BMW: Hausherren nicht nur am Ring

Bis zu diesem Zeitpunkt hatten sich auch deutsche Hersteller bei den 24 Stunden von Spa etabliert. Allen voran: BMW. Achtmal hatten die Boliden aus Bayern vor dem großen Umbau gewinnen können. Seither ist Spa-Francorchamps nebst dem Nürburgring eine Art Wohnzimmer der Münchener. Mit summa summarum 21 Triumphen steht BMW ganz oben in den Bestenlisten des größten Automobilrennens der Beneluxstaaten. Auch Mercedes-Benz, Porsche und Audi sammelten auf der famosen Bahn rund um die Mutkurve Eau Rouge zahlreiche Pokale.

Doch nicht nur die Großen und Etablierten gaben sich in Belgien die Ehre, ebenso sind kleinere Marken wie NSU, Ginetta oder Moskwitsch unter den Teilnehmern der bislang 64 Ausgaben zu finden. Beliebt und relevant war der Ardennen-Marathon vor allem in den Siebzigern und Achtzigern, in der Blüte des Tourenwagensports. In Spa konnten die Hersteller unter Beweis stellen, wie haltbar, ausdauernd und sportlich ihre Alltagsmodelle à la BMW 3er, Ford Capri oder Volvo 240 sein würden. Mitunter waren die 24 Stunden sogar Teil der Sportwagen-Weltmeisterschaft.

Zurück auf Kurs dank Stéphane Ratel

Poster zu den 24 Stunden von Spa 1983, Foto: S.R.O.
Poster zu den 24 Stunden von Spa 1983, Foto: S.R.O.

Nachdem die Tourenwagen-EM 1988 in die mehr oder weniger ewigen Jagdgründe befördert wurde, mussten sich die Macher nach Alternativen für das Starterfeld umschauen.

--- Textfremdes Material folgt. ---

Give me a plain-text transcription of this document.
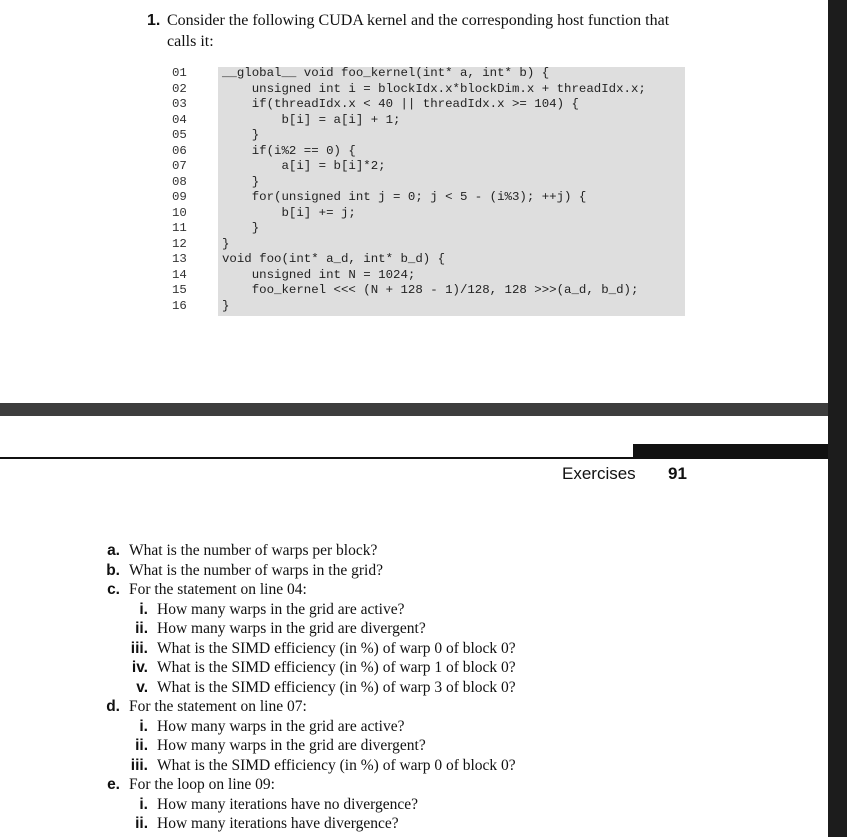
Exercises 91
1. Consider the following CUDA kernel and the corresponding host function that
calls it:
01	__global__ void foo_kernel(int* a, int* b) {
02	unsigned int i = blockIdx.x*blockDim.x + threadIdx.x;
03	if(threadIdx.x < 40 || threadIdx.x >= 104) {
04	b[i] = a[i] + 1;
05	}
06	if(i%2 == 0) {
07	a[i] = b[i]*2;
08	}
09	for(unsigned int j = 0; j < 5 - (i%3); ++j) {
10	b[i] += j;
11	}
12	}
13	void foo(int* a_d, int* b_d) {
14	unsigned int N = 1024;
15	foo_kernel <<< (N + 128 - 1)/128, 128 >>>(a_d, b_d);
16	}
a. What is the number of warps per block?
b. What is the number of warps in the grid?
c. For the statement on line 04:
i. How many warps in the grid are active?
ii. How many warps in the grid are divergent?
iii. What is the SIMD efficiency (in %) of warp 0 of block 0?
iv. What is the SIMD efficiency (in %) of warp 1 of block 0?
v. What is the SIMD efficiency (in %) of warp 3 of block 0?
d. For the statement on line 07:
i. How many warps in the grid are active?
ii. How many warps in the grid are divergent?
iii. What is the SIMD efficiency (in %) of warp 0 of block 0?
e. For the loop on line 09:
i. How many iterations have no divergence?
ii. How many iterations have divergence?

Es dauerte letztlich bis 2001, ehe der längst zum Klassiker gereifte Langstrecken-Schlager wieder Teil eines Championats sein sollte. Dafür verantwortlich war Stéphane Ratel. Der Sportwagen-Zampano integrierte Spa in die FIA-GT-Meisterschaft, womit er dem Rennen zu neuem Glanz verhalf. Auch zu den heutigen GT3-Zeiten ist Ratel derjenige, der für den Erfolg der 24 Stunden bürgt.

Wie Daytona, die Grüne Hölle oder Le Mans versprüht auch Spa-Francorchamps ein ganz eigenes, unnachahmliches Flair. Der Pommes-Geruch im Fahrerlager, Nebelschwaden nach einem jeden Regenguss, die alte Boxenanlage, Feuerwerk um Mitternacht: Spa ist seither eine Reise wert. Vermutlich auch in diesem Jahr, wenn ein selten riesiges Teilnehmerfeld die Geschichte des Rennens um ein weiteres Kapitel bereichern wird.